WeightedRandomSampler Image Sequences list index out of range

I have a sequence of images, so with batch size 1, my getitem method output would be a sequence of images and a sequence of labels of size [9] with sequence length 9. I am trying to use the WeightedRandomSampler. However, I am running into an error in the getitem method, which I didn’t when not using the WeightedRandomSampler.

I first used this approach:

class_sample_count = [6935, 805] 
weights = 1 / torch.Tensor(class_sample_count)

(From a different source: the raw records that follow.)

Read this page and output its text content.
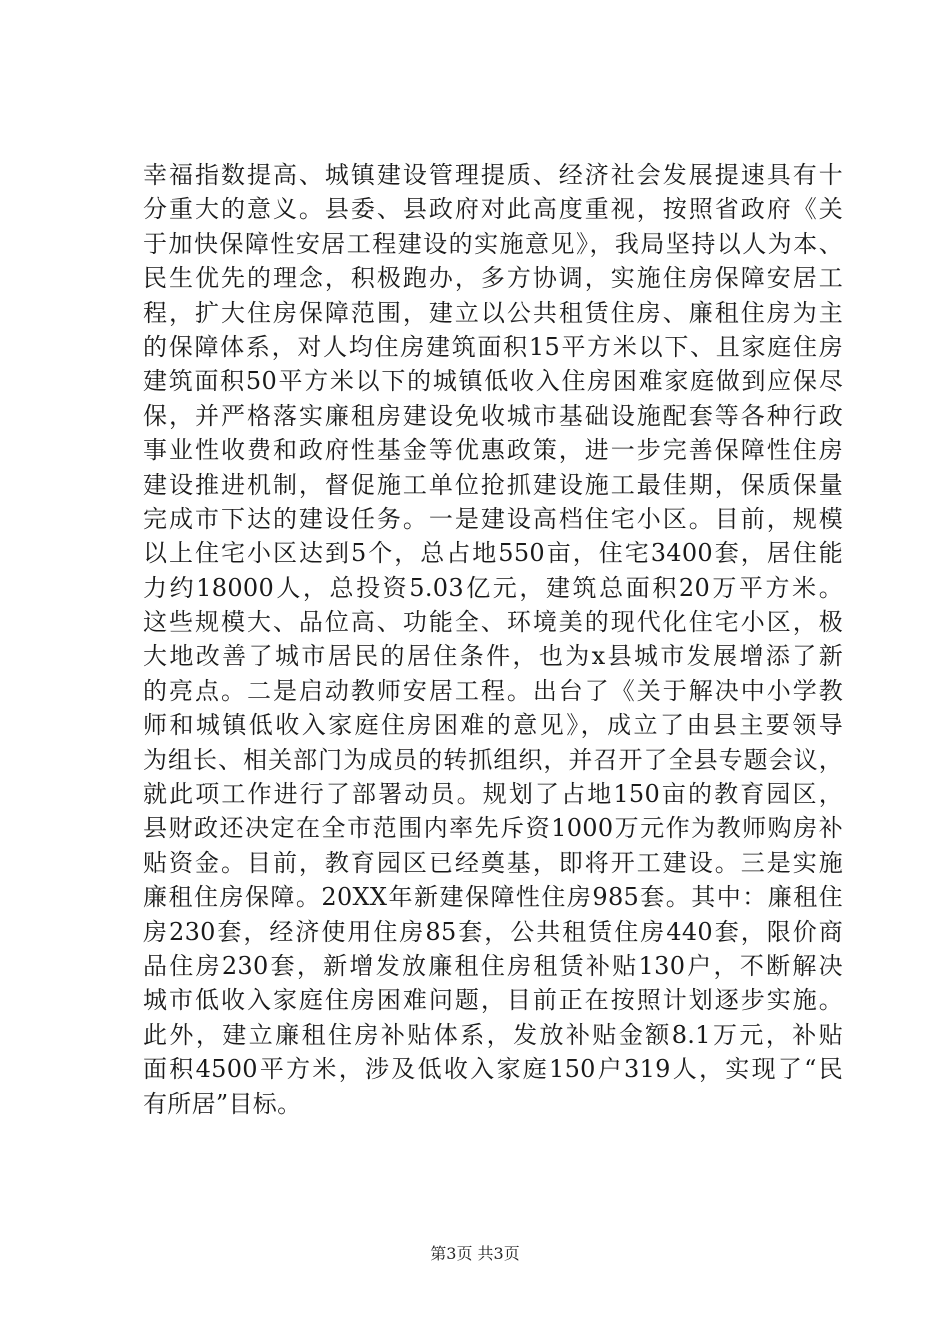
幸福指数提高、城镇建设管理提质、经济社会发展提速具有十
分重大的意义。县委、县政府对此高度重视，按照省政府《关
于加快保障性安居工程建设的实施意见》，我局坚持以人为本、
民生优先的理念，积极跑办，多方协调，实施住房保障安居工
程，扩大住房保障范围，建立以公共租赁住房、廉租住房为主
的保障体系，对人均住房建筑面积15平方米以下、且家庭住房
建筑面积50平方米以下的城镇低收入住房困难家庭做到应保尽
保，并严格落实廉租房建设免收城市基础设施配套等各种行政
事业性收费和政府性基金等优惠政策，进一步完善保障性住房
建设推进机制，督促施工单位抢抓建设施工最佳期，保质保量
完成市下达的建设任务。一是建设高档住宅小区。目前，规模
以上住宅小区达到5个，总占地550亩，住宅3400套，居住能
力约18000人，总投资5.03亿元，建筑总面积20万平方米。
这些规模大、品位高、功能全、环境美的现代化住宅小区，极
大地改善了城市居民的居住条件，也为x县城市发展增添了新
的亮点。二是启动教师安居工程。出台了《关于解决中小学教
师和城镇低收入家庭住房困难的意见》，成立了由县主要领导
为组长、相关部门为成员的转抓组织，并召开了全县专题会议，
就此项工作进行了部署动员。规划了占地150亩的教育园区，
县财政还决定在全市范围内率先斥资1000万元作为教师购房补
贴资金。目前，教育园区已经奠基，即将开工建设。三是实施
廉租住房保障。20XX年新建保障性住房985套。其中：廉租住
房230套，经济使用住房85套，公共租赁住房440套，限价商
品住房230套，新增发放廉租住房租赁补贴130户，不断解决
城市低收入家庭住房困难问题，目前正在按照计划逐步实施。
此外，建立廉租住房补贴体系，发放补贴金额8.1万元，补贴
面积4500平方米，涉及低收入家庭150户319人，实现了“民
有所居”目标。
第3页 共3页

# load labels once to later get weights
targets = []
for _, labels in train_set:
    targets.append(np.array([weights[t] for t in labels]))
    
# transform to numpy array
targets = np.asarray(targets)

samples_weight = torch.from_numpy(targets)
samples_weight = samples_weight.double()
sampler = WeightedRandomSampler(samples_weight, len(samples_weight ))

samples_weigth had shape torch.Size([860, 9]) and I got the following error:

list indices must be integers or slices, not list

I then did the same but first flattened the 2D list to a 1D list before transforming it into a numpary array:

class_sample_count = [6935, 805] 
weights = 1 / torch.Tensor(class_sample_count)

# load labels once to later get weights
targets = []
for _, labels in train_set:
    targets.append(np.array([weights[t] for t in labels]))
    
# flatten list (2D to 1D)
targets = list(chain.from_iterable(targets))

# transform to numpy array
targets = np.asarray(targets)

samples_weight = torch.from_numpy(targets)
samples_weight = samples_weight.double()
sampler = WeightedRandomSampler(samples_weight, len(samples_weight))

but then got the following error:

list index out of range

In my getitem method, I am getting a sequence of images with seq = self.data[idx].
How can I handle sequences with the WeightedRandomSampler?

If I understand your use case correctly, each index in __getitem__ would load 9 samples and the corresponding 9 targets (9 would be the sequence length).
If that’s the case, you would need to create a weight value for each sample, not each value in the sequence.
The first approach seems to create sample_weight in the shape [nb_samples, seq_len], while the latter would flatten it.
Note that the sampler yields the index values, which are passed to the __getitem__, so it would have nb_samples weight values.

Thanks for your reply! Yes, exactly that’s how my getitem method works.
That means the sampler should have 860 (number of sequences) weight values instead of 860*9 which would be the case right now when I would use the flattening approach?
I am not quite sure how to realize that since this code snip

targets.append(np.array([weights[t] for t in labels]))

gets a weight for each sample in the sequence and a sequence can have targets from both classes (0 or 1). So how can I get a weight for the whole sequence?

It’s not straightforward to create weights for samples containing multiple targets and you could take a look at this post, which explains some potentially useful methods.

Thanks, I’ll take a look!